Un cocktail letteralmente esplosivo che vede come principale vittima proprio quell’agricoltore che dovrebbe essere il primo e fondamentale presidio contro l’abbandono delle aree rurali. Quello stesso agricoltore che durante l’anno è costretto a fare da garante e manutentore del territorio (rimuovendo alberi caduti, ripulendo strade allagate, spalando neve o presidiando intere aree altrimenti abbandonate) salvo poi diventare il bersaglio di ogni accusa quando il “passeggiatore” di turno, uscito dal suo comodo appartamento cittadino, decide di trascorrere qualche ora in campagna.

Situazione paradossale dalla quale sorgono spontanei alcuni interrogativi, forse provocatori ma tremendamente attuali, soprattutto in quei momenti di maltempo dove le nostre campagne non risultano essere luoghi poi così ospitali:

Dove si trovano, ad esempio, quei prodi e scattanti ciclisti della domenica che strepitano ogni qual volta incontrano un cane da pastore libero in campagna? Dove i corridori che urlano ad ogni passaggio di auto su una strada bianca per la polvere che si alza d’estate? Ed i raccoglitori di asparagi arrampicati su ogni ripa, argine o dirupo, fin dentro i giardini delle case, incuranti di proprietà private o comune educazione? Figure ormai immancabili durante il periodo primaverile/estivo ma che, puntualissime, scompaiono non appena il termometro scende sotto una determinata soglia.

Un elenco variegato e multiforme di persone al quale si potrebbero aggiungere gli pseudo-animalisti sempre solerti nel segnalare il novantenne con il “cagnetto da pagliaro” da 3 chili con un box troppo stretto ma che, però, scompaiono quando ci sono attacchi di lupi od incursioni di cinghiali. Oppure gli eco-fanatici attentissimi a sanzionare qualunque agricoltore che pota una pianta, ma nulla fanno quando querce colpite da rodilegno od olmi affetti da grafiosi si schiantano a terra ostacolando la circolazione.

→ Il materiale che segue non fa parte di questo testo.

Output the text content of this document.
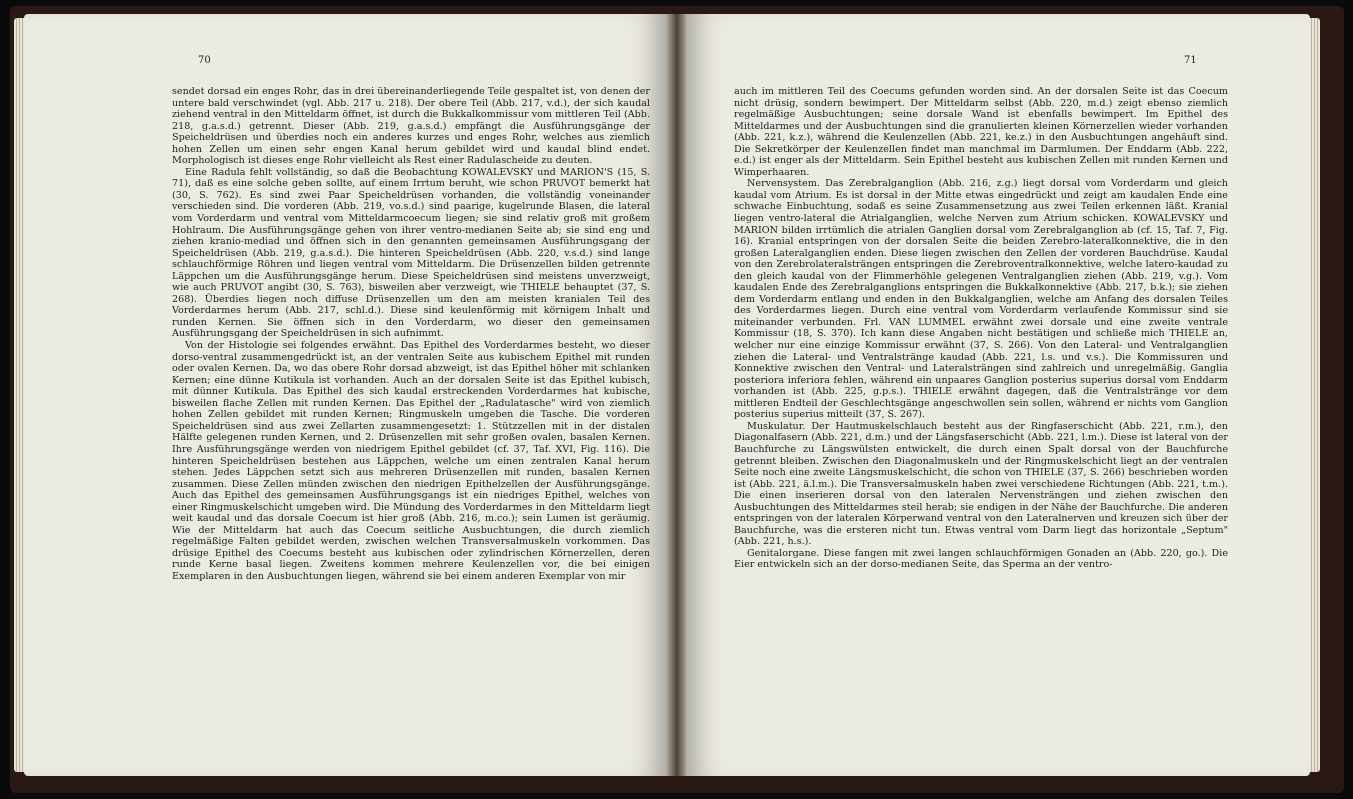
sendet dorsad ein enges Rohr, das in drei übereinanderliegende Teile gespaltet ist, von denen der untere bald verschwindet (vgl. Abb. 217 u. 218). Der obere Teil (Abb. 217, v.d.), der sich kaudal ziehend ventral in den Mitteldarm öffnet, ist durch die Bukkalkommissur vom mittleren Teil (Abb. 218, g.a.s.d.) getrennt. Dieser (Abb. 219, g.a.s.d.) empfängt die Ausführungsgänge der Speicheldrüsen und überdies noch ein anderes kurzes und enges Rohr, welches aus ziemlich hohen Zellen um einen sehr engen Kanal herum gebildet wird und kaudal blind endet. Morphologisch ist dieses enge Rohr vielleicht als Rest einer Radulascheide zu deuten.

Eine Radula fehlt vollständig, so daß die Beobachtung KOWALEVSKY und MARION'S (15, S. 71), daß es eine solche geben sollte, auf einem Irrtum beruht, wie schon PRUVOT bemerkt hat (30, S. 762). Es sind zwei Paar Speicheldrüsen vorhanden, die vollständig voneinander verschieden sind. Die vorderen (Abb. 219, vo.s.d.) sind paarige, kugelrunde Blasen, die lateral vom Vorderdarm und ventral vom Mitteldarmcoecum liegen; sie sind relativ groß mit großem Hohlraum. Die Ausführungsgänge gehen von ihrer ventro-medianen Seite ab; sie sind eng und ziehen kranio-mediad und öffnen sich in den genannten gemeinsamen Ausführungsgang der Speicheldrüsen (Abb. 219, g.a.s.d.). Die hinteren Speicheldrüsen (Abb. 220, v.s.d.) sind lange schlauchförmige Röhren und liegen ventral vom Mitteldarm. Die Drüsenzellen bilden getrennte Läppchen um die Ausführungsgänge herum. Diese Speicheldrüsen sind meistens unverzweigt, wie auch PRUVOT angibt (30, S. 763), bisweilen aber verzweigt, wie THIELE behauptet (37, S. 268). Überdies liegen noch diffuse Drüsenzellen um den am meisten kranialen Teil des Vorderdarmes herum (Abb. 217, schl.d.). Diese sind keulenförmig mit körnigem Inhalt und runden Kernen. Sie öffnen sich in den Vorderdarm, wo dieser den gemeinsamen Ausführungsgang der Speicheldrüsen in sich aufnimmt.

Von der Histologie sei folgendes erwähnt. Das Epithel des Vorderdarmes besteht, wo dieser dorso-ventral zusammengedrückt ist, an der ventralen Seite aus kubischem Epithel mit runden oder ovalen Kernen. Da, wo das obere Rohr dorsad abzweigt, ist das Epithel höher mit schlanken Kernen; eine dünne Kutikula ist vorhanden. Auch an der dorsalen Seite ist das Epithel kubisch, mit dünner Kutikula. Das Epithel des sich kaudal erstreckenden Vorderdarmes hat kubische, bisweilen flache Zellen mit runden Kernen. Das Epithel der „Radulatasche" wird von ziemlich hohen Zellen gebildet mit runden Kernen; Ringmuskeln umgeben die Tasche. Die vorderen Speicheldrüsen sind aus zwei Zellarten zusammengesetzt: 1. Stützzellen mit in der distalen Hälfte gelegenen runden Kernen, und 2. Drüsenzellen mit sehr großen ovalen, basalen Kernen. Ihre Ausführungsgänge werden von niedrigem Epithel gebildet (cf. 37, Taf. XVI, Fig. 116). Die hinteren Speicheldrüsen bestehen aus Läppchen, welche um einen zentralen Kanal herum stehen. Jedes Läppchen setzt sich aus mehreren Drüsenzellen mit runden, basalen Kernen zusammen. Diese Zellen münden zwischen den niedrigen Epithelzellen der Ausführungsgänge. Auch das Epithel des gemeinsamen Ausführungsgangs ist ein niedriges Epithel, welches von einer Ringmuskelschicht umgeben wird. Die Mündung des Vorderdarmes in den Mitteldarm liegt weit kaudal und das dorsale Coecum ist hier groß (Abb. 216, m.co.); sein Lumen ist geräumig. Wie der Mitteldarm hat auch das Coecum seitliche Ausbuchtungen, die durch ziemlich regelmäßige Falten gebildet werden, zwischen welchen Transversalmuskeln vorkommen. Das drüsige Epithel des Coecums besteht aus kubischen oder zylindrischen Körnerzellen, deren runde Kerne basal liegen. Zweitens kommen mehrere Keulenzellen vor, die bei einigen Exemplaren in den Ausbuchtungen liegen, während sie bei einem anderen Exemplar von mir

auch im mittleren Teil des Coecums gefunden worden sind. An der dorsalen Seite ist das Coecum nicht drüsig, sondern bewimpert. Der Mitteldarm selbst (Abb. 220, m.d.) zeigt ebenso ziemlich regelmäßige Ausbuchtungen; seine dorsale Wand ist ebenfalls bewimpert. Im Epithel des Mitteldarmes und der Ausbuchtungen sind die granulierten kleinen Körnerzellen wieder vorhanden (Abb. 221, k.z.), während die Keulenzellen (Abb. 221, ke.z.) in den Ausbuchtungen angehäuft sind. Die Sekretkörper der Keulenzellen findet man manchmal im Darmlumen. Der Enddarm (Abb. 222, e.d.) ist enger als der Mitteldarm. Sein Epithel besteht aus kubischen Zellen mit runden Kernen und Wimperhaaren.

Nervensystem. Das Zerebralganglion (Abb. 216, z.g.) liegt dorsal vom Vorderdarm und gleich kaudal vom Atrium. Es ist dorsal in der Mitte etwas eingedrückt und zeigt am kaudalen Ende eine schwache Einbuchtung, sodaß es seine Zusammensetzung aus zwei Teilen erkennen läßt. Kranial liegen ventro-lateral die Atrialganglien, welche Nerven zum Atrium schicken. KOWALEVSKY und MARION bilden irrtümlich die atrialen Ganglien dorsal vom Zerebralganglion ab (cf. 15, Taf. 7, Fig. 16). Kranial entspringen von der dorsalen Seite die beiden Zerebro-lateralkonnektive, die in den großen Lateralganglien enden. Diese liegen zwischen den Zellen der vorderen Bauchdrüse. Kaudal von den Zerebrolateralsträngen entspringen die Zerebroventralkonnektive, welche latero-kaudad zu den gleich kaudal von der Flimmerhöhle gelegenen Ventralganglien ziehen (Abb. 219, v.g.). Vom kaudalen Ende des Zerebralganglions entspringen die Bukkalkonnektive (Abb. 217, b.k.); sie ziehen dem Vorderdarm entlang und enden in den Bukkalganglien, welche am Anfang des dorsalen Teiles des Vorderdarmes liegen. Durch eine ventral vom Vorderdarm verlaufende Kommissur sind sie miteinander verbunden. Frl. VAN LUMMEL erwähnt zwei dorsale und eine zweite ventrale Kommissur (18, S. 370). Ich kann diese Angaben nicht bestätigen und schließe mich THIELE an, welcher nur eine einzige Kommissur erwähnt (37, S. 266). Von den Lateral- und Ventralganglien ziehen die Lateral- und Ventralstränge kaudad (Abb. 221, l.s. und v.s.). Die Kommissuren und Konnektive zwischen den Ventral- und Lateralsträngen sind zahlreich und unregelmäßig. Ganglia posteriora inferiora fehlen, während ein unpaares Ganglion posterius superius dorsal vom Enddarm vorhanden ist (Abb. 225, g.p.s.). THIELE erwähnt dagegen, daß die Ventralstränge vor dem mittleren Endteil der Geschlechtsgänge angeschwollen sein sollen, während er nichts vom Ganglion posterius superius mitteilt (37, S. 267).

Muskulatur. Der Hautmuskelschlauch besteht aus der Ringfaserschicht (Abb. 221, r.m.), den Diagonalfasern (Abb. 221, d.m.) und der Längsfaserschicht (Abb. 221, l.m.). Diese ist lateral von der Bauchfurche zu Längswülsten entwickelt, die durch einen Spalt dorsal von der Bauchfurche getrennt bleiben. Zwischen den Diagonalmuskeln und der Ringmuskelschicht liegt an der ventralen Seite noch eine zweite Längsmuskelschicht, die schon von THIELE (37, S. 266) beschrieben worden ist (Abb. 221, ä.l.m.). Die Transversalmuskeln haben zwei verschiedene Richtungen (Abb. 221, t.m.). Die einen inserieren dorsal von den lateralen Nervensträngen und ziehen zwischen den Ausbuchtungen des Mitteldarmes steil herab; sie endigen in der Nähe der Bauchfurche. Die anderen entspringen von der lateralen Körperwand ventral von den Lateralnerven und kreuzen sich über der Bauchfurche, was die ersteren nicht tun. Etwas ventral vom Darm liegt das horizontale „Septum" (Abb. 221, h.s.).

Genitalorgane. Diese fangen mit zwei langen schlauchförmigen Gonaden an (Abb. 220, go.). Die Eier entwickeln sich an der dorso-medianen Seite, das Sperma an der ventro-

70	71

E molti altri potrebbero essere gli esempi, magari provocatori ma aderenti ad una realtà fatta di individui desiderosi di vivere un territorio cogliendone solo gli aspetti bucolici e confortevoli per poi tralasciare ogni questione pratica allo sventurato che in campagna vive 365 giorni all’anno.

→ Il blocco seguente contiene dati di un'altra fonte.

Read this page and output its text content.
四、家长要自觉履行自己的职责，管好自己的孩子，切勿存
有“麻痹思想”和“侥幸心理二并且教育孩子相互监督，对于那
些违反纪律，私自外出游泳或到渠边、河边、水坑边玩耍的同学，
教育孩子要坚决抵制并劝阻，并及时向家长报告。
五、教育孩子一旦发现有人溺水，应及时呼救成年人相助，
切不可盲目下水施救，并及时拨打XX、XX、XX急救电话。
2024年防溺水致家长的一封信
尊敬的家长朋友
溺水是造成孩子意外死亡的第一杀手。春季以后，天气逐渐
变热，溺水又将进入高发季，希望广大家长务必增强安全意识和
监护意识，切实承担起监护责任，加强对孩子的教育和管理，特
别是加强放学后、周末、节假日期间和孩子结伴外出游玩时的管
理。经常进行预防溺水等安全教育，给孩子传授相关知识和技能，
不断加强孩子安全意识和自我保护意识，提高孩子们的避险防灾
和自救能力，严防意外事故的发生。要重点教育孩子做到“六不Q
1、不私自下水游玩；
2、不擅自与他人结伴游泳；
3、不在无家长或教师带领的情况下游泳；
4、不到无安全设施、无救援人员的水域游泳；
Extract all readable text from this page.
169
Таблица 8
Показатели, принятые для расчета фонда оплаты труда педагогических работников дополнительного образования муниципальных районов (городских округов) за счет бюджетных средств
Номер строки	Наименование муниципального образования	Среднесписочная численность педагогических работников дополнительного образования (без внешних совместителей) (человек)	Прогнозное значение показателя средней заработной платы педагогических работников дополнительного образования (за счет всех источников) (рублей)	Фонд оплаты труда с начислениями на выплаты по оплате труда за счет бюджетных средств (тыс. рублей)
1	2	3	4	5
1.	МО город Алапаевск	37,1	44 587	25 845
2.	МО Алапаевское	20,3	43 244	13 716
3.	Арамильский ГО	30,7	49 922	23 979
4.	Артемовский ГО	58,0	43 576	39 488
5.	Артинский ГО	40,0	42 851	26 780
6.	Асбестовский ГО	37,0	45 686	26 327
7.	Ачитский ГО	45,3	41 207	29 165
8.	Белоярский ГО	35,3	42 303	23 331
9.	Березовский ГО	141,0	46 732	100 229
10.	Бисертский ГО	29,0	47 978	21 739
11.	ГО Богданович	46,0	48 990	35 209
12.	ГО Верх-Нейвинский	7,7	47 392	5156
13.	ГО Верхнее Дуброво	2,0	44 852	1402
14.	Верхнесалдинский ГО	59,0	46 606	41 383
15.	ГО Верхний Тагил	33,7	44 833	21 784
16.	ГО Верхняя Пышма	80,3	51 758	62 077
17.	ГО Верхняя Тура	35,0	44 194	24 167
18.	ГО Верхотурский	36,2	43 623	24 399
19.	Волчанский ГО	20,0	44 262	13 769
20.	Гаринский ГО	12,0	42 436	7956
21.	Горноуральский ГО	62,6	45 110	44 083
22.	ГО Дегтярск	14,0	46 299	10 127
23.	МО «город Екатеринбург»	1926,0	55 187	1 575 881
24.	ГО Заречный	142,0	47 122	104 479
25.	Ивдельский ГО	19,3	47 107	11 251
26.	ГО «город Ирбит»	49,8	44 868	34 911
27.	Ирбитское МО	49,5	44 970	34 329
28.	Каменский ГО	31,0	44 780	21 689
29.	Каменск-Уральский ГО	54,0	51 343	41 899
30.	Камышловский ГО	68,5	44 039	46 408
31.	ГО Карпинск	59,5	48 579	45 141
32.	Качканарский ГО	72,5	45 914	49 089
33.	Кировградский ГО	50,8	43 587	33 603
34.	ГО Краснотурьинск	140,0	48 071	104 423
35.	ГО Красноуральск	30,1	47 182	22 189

Una ampia varietà umana accomunata da una convinzione Campagna=Natura, Natura=Bene di Tutti. Percorso logico assolutamente fallace ,non solo perché un campo coltivato, animali al pascolo, laghetti collinari o distese di vigne ed olivi sono il frutto di un lavoro dell’uomo secolare tutt’altro che naturale. Ma soprattutto perché le nostre belle campagne, le strade bianche o i viali piantumati appartengono prima ancora che “ai tutti” a quei pochi che in ogni momento dell’anno e con ogni condizione atmosferica in quei luoghi vivono e lavorano. Senza badare a fango, pioggia, neve o polvere. Persone, spesso famiglie, che con il loro stile di vita tramandato da generazioni non solo presidiano un territorio altrimenti abbandonato, ma preservano anche dei valori e delle tradizioni molto più attuali e sostenibili di tante chiacchere politicamente-corrette. Un sistema secolare che oggi, ancora più di ieri, diventa attuale ed indispensabile per continuare a mantenere bello, in ordine e curato un paesaggio invidiato da molti ma che è ancora tale grazie al tanto vituperato lavoro degli agricoltori.